Despite these limitations, our study highlights the role that in silico testing can have in pulse oximeters verification. Specifically, this work shows how simulators can be used to extend the range of tested clinical scenarios to include challenging edge cases where pulse oximeter accuracy is most challenged but also most critical in clinical decision making. Although pulse oximeters should not be used as the sole basis for diagnosis or treatment decisions, it remains intuitive that best care is achieved by having the most accurate measurements. Reliability demonstrated through expanded testing, including all clinical conditions of interest, could have a significant impact on both healthcare equity and costs.

Conclusion

Clinicians should be aware that pulse oximetry system performance may vary based on translucency and perfusion. This laboratory-based work compared SpO2 error between two commercially available pulse oximetry systems and identified a persistent performance difference between the two systems at low translucency values, which closely model the characteristics of real NICU patients.
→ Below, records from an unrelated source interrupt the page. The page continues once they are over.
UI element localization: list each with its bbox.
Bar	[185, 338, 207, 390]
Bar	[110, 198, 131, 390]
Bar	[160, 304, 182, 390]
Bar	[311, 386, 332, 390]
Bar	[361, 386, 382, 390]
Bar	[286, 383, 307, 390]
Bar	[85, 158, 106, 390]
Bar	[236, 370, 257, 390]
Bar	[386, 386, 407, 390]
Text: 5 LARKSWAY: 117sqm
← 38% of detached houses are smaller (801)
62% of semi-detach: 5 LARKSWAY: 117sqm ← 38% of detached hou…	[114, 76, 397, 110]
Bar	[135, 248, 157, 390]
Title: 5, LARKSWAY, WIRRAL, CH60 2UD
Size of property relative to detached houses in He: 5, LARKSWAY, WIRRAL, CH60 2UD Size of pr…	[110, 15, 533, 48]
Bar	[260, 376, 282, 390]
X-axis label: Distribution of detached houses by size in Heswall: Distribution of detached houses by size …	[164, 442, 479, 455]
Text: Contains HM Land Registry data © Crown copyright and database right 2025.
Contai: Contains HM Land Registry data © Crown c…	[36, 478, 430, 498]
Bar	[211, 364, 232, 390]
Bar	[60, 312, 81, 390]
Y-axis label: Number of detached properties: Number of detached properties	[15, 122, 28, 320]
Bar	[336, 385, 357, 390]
While the current standard of clinical hypoxia testing for regulatory approval of oximeters may be sufficient to assess and verify device performance on many patients in many scenarios, such testing is not comprehensive and does not challenge the oximeters in the settings in which accuracy is most important. Further research in the use of synthetic data for bench testing in pulse oximetry is encouraged. Clinicians, manufacturers and regulators should consider the development of a standardized simulator-based pre-clinical testing method that spans a wide set of perfusion, absorption, and cardiovascular parameters aligned with real-world variability and not systematically reproducible in clinical settings. Such a joint effort would contribute towards more transparent and equitable healthcare and more dependable devices.